Excerpt from Justice Sonia Sotomayor's dissent in 303 Creative LLC, et al., where the Republican Supreme Court supermajority ruled that discrimination against LGTBQ people is allowed in a public business:
... Today, the Court, for the first time in its history, grants business open to the public a constitutional right to refuse to serve members of a protected class. Specifically, the Court holds that the First Amendment exempts a website- design company from a state law that prohibits the company from denying wedding websites to same-sex couples if the company chooses to sell those websites to the public. The Court also holds that the company has a right to post a notice that says, “no [wedding websites] will be sold if they will be used for gay marriages.” [snip]
And not just at the Court. Around the country, there has been a backlash to the movement for liberty and equality for gender and sexual minorities. New forms of inclusion have been met with reactionary exclusion. This is heartbreaking. Sadly, it is also familiar. When the civil rights and women’s rights movements sought equality in public life, some public establishments refused. Some even claimed, based on sincere religious beliefs, constitutional rights to discriminate. The brave Justices who once sat on this Court decisively rejected those claims.

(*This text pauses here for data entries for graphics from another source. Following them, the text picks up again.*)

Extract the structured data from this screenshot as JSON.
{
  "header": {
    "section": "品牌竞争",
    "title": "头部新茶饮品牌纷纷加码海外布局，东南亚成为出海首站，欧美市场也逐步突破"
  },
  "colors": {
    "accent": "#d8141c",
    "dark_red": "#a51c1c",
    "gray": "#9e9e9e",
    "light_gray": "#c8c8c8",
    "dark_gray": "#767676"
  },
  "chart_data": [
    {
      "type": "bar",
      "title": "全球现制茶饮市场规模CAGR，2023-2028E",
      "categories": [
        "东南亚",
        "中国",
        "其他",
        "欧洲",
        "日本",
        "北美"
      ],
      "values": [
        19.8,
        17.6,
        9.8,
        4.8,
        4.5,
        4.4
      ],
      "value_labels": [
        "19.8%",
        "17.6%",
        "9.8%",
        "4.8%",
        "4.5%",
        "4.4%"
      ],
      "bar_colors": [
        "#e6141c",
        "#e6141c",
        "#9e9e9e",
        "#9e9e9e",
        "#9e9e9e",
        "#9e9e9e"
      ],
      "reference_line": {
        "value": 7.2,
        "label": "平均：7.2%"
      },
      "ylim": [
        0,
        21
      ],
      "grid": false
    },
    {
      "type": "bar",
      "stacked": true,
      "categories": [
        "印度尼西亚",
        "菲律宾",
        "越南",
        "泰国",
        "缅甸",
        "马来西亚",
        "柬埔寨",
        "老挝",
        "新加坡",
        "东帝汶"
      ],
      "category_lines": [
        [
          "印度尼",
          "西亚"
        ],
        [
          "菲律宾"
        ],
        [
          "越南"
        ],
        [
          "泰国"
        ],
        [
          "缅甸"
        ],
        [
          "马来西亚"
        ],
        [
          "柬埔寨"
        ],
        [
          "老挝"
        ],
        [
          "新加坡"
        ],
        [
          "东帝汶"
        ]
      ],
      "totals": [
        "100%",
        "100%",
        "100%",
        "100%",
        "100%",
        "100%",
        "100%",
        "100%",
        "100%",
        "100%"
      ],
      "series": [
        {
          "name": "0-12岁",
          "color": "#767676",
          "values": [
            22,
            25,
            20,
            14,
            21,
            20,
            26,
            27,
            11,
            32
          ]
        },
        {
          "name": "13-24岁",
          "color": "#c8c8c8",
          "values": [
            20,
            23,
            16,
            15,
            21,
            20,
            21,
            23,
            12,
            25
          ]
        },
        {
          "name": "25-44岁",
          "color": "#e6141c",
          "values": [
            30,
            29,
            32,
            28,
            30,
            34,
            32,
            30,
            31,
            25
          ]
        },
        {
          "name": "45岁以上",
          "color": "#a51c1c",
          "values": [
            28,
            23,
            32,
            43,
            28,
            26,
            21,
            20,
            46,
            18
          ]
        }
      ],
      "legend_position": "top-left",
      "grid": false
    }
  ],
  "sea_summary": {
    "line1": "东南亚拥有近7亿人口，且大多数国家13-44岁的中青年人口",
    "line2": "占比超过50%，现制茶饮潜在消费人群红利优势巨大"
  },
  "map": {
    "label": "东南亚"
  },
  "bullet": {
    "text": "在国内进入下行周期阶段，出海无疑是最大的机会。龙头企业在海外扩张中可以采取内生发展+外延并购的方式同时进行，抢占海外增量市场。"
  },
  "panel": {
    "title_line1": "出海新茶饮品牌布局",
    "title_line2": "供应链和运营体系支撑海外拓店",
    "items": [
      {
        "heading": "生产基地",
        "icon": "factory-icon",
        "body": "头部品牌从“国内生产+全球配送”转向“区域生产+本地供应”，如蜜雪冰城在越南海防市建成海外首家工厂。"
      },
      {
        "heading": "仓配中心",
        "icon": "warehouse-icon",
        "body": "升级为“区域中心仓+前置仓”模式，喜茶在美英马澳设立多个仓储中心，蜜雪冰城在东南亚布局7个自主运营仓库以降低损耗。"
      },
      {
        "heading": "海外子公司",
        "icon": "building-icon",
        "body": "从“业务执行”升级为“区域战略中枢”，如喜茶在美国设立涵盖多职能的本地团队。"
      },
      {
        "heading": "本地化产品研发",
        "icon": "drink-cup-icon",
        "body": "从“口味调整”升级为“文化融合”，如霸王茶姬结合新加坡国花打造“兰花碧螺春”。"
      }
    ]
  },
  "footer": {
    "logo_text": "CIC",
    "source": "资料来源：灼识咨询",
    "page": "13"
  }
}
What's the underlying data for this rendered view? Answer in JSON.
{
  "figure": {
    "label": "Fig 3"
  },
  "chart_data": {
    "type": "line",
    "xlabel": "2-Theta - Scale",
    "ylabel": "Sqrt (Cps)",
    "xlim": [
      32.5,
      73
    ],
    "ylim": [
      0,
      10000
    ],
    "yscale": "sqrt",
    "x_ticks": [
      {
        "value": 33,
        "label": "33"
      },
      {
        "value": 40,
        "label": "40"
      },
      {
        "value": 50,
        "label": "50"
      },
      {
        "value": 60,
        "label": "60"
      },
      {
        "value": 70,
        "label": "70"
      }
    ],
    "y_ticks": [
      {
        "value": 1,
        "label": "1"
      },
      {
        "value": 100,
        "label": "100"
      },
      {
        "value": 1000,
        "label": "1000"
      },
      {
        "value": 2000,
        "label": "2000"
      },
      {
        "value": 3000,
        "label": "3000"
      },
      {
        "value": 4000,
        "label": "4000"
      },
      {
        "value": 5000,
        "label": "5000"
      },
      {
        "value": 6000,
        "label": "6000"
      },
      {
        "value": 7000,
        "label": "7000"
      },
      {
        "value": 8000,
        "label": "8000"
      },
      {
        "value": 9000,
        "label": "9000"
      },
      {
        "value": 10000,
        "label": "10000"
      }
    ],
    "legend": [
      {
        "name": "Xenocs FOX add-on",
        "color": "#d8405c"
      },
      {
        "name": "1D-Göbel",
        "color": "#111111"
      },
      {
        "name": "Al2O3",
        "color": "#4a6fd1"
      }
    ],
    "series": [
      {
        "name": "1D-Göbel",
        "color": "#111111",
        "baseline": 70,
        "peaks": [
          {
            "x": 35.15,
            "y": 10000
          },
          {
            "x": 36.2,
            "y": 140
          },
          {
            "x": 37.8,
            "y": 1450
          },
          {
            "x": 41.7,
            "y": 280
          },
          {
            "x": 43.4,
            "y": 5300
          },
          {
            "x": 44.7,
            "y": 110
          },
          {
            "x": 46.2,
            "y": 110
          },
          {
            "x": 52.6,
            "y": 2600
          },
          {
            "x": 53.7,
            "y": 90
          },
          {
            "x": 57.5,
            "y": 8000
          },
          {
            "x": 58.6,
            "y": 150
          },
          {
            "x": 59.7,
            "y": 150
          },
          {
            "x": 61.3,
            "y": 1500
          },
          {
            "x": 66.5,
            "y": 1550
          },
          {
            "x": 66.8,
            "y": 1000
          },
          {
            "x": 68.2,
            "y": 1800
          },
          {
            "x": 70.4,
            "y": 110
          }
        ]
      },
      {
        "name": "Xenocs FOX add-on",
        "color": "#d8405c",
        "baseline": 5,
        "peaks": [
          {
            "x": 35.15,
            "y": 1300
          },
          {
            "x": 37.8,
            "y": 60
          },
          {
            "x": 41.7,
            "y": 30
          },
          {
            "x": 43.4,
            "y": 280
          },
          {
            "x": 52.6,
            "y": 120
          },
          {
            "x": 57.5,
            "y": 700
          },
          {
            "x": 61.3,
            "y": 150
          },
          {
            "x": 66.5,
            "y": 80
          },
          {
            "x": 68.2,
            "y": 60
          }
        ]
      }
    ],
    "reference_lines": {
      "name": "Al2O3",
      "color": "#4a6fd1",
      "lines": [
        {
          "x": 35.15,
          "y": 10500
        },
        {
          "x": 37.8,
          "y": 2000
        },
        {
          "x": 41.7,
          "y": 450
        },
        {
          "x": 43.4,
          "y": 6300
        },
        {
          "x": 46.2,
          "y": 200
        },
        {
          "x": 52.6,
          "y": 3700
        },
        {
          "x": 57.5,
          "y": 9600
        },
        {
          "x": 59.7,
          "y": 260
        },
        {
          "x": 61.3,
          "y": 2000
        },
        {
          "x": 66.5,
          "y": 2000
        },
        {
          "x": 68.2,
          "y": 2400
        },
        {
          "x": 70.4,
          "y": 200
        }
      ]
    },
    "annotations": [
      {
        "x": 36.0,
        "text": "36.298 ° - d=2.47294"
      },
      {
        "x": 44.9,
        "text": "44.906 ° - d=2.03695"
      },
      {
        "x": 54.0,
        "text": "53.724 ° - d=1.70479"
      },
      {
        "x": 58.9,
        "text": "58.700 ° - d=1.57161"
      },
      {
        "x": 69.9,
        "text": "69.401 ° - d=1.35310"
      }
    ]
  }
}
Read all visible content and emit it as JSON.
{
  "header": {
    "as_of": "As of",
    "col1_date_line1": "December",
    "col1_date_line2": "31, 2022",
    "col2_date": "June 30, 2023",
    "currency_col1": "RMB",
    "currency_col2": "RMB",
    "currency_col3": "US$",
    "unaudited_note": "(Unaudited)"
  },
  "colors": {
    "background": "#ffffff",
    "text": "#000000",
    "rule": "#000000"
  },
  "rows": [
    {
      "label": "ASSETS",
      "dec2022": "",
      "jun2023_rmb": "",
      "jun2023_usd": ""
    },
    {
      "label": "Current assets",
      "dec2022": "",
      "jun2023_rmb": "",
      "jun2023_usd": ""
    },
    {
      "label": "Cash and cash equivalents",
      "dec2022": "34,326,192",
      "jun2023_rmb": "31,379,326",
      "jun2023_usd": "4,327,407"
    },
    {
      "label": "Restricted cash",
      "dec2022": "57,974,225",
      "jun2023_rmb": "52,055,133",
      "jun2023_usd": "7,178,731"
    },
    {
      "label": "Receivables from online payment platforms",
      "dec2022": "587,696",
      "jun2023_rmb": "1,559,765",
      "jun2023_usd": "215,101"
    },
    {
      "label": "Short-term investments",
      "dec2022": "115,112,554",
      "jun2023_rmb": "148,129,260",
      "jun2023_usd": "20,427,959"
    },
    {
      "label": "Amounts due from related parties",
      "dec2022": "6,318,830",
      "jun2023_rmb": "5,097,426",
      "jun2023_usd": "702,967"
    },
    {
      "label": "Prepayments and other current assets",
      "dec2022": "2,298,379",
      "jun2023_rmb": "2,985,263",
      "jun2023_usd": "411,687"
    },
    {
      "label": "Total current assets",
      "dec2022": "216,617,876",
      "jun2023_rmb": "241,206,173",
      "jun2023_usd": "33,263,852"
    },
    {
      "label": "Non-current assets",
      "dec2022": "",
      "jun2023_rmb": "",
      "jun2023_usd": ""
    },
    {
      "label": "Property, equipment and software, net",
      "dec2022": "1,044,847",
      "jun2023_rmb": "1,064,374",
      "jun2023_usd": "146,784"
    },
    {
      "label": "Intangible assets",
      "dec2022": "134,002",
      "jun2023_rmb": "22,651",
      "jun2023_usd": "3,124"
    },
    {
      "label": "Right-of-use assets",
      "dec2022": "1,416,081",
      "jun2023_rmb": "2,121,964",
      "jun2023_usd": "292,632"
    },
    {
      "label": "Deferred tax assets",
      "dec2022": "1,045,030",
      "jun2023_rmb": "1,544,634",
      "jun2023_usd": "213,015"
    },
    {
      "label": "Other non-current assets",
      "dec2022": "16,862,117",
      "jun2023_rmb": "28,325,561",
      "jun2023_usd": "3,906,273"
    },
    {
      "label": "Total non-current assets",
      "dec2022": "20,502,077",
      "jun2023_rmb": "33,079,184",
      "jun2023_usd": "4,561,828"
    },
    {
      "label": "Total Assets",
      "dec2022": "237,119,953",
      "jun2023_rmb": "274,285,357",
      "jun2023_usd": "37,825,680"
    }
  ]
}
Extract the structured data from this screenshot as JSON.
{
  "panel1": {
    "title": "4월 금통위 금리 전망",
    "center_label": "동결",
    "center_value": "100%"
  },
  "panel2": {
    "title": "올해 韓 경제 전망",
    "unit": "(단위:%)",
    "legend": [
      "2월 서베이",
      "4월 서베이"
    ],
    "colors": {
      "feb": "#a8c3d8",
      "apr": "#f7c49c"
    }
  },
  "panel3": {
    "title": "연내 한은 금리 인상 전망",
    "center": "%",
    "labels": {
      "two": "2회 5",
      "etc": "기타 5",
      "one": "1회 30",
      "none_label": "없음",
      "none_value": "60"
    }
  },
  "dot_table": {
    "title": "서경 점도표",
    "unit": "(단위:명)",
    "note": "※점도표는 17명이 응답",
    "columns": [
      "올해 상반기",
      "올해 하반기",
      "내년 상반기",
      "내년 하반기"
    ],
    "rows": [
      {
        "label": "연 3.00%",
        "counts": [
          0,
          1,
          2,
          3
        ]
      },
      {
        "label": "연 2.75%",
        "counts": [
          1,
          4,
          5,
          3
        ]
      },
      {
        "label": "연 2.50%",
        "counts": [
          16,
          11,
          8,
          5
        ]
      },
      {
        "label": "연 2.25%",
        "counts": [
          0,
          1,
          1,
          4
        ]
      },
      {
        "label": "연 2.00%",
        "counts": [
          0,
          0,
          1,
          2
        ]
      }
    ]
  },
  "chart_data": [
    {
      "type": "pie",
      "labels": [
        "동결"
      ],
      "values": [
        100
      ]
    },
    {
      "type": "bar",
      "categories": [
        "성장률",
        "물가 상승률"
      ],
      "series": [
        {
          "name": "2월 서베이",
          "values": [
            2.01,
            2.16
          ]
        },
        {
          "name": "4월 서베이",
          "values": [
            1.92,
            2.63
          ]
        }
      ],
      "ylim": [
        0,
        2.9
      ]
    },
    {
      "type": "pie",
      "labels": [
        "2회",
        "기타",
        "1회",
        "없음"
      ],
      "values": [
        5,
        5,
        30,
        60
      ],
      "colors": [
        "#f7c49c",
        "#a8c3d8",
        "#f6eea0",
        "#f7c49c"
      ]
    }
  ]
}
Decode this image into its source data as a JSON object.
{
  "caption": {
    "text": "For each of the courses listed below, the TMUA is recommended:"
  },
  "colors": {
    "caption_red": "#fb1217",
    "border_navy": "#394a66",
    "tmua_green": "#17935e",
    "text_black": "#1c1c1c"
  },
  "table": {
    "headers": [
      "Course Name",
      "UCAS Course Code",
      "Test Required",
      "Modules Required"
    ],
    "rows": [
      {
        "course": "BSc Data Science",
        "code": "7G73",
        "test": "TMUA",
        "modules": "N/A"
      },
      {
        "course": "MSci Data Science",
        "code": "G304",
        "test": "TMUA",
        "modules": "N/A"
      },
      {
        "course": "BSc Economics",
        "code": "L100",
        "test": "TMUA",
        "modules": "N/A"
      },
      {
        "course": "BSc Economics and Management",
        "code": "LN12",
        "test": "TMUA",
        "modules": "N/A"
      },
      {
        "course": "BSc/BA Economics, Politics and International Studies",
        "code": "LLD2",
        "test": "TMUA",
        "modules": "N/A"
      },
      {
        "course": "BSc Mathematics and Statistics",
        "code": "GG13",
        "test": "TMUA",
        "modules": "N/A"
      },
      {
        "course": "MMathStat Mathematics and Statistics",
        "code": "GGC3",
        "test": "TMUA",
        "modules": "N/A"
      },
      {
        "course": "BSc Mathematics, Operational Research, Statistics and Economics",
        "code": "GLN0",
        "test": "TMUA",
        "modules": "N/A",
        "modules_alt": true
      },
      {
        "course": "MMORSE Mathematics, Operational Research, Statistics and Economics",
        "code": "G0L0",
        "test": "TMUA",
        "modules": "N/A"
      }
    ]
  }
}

Now the Court faces a similar test. A business open to the public seeks to deny gay and lesbian customers the full and equal enjoyment of its services based on the owner's religious belief that same-sex marriages are “false.” The business argues, and a majority of the Court agrees, that because the business offers services that are customized and expressive, the Free Speech Clause of the First Amendment shields the business from a generally applicable law that prohibits discrimination in the sale of publicly available goods and services. That is wrong. Profoundly wrong. As T will explain, the law in question targets conduct, not speech, for regulation, and the act of discrimination has never constituted protected expression under the First Amendment. Our Constitution contains no right to refuse service to a disfavored group. I dissent...
Expect the bigots in our midst to continue to chip away at the rights and freedoms Americans have enjoyed for decades, and for those bigots to be supported and enabled by the 6 lying, Republican pols- in- robes on the corrupt Supreme Court.
There are no precedents, there are no super- precedents. In the future, that should also apply to Supreme Court justice tenure and number of justices. The dam has been breached.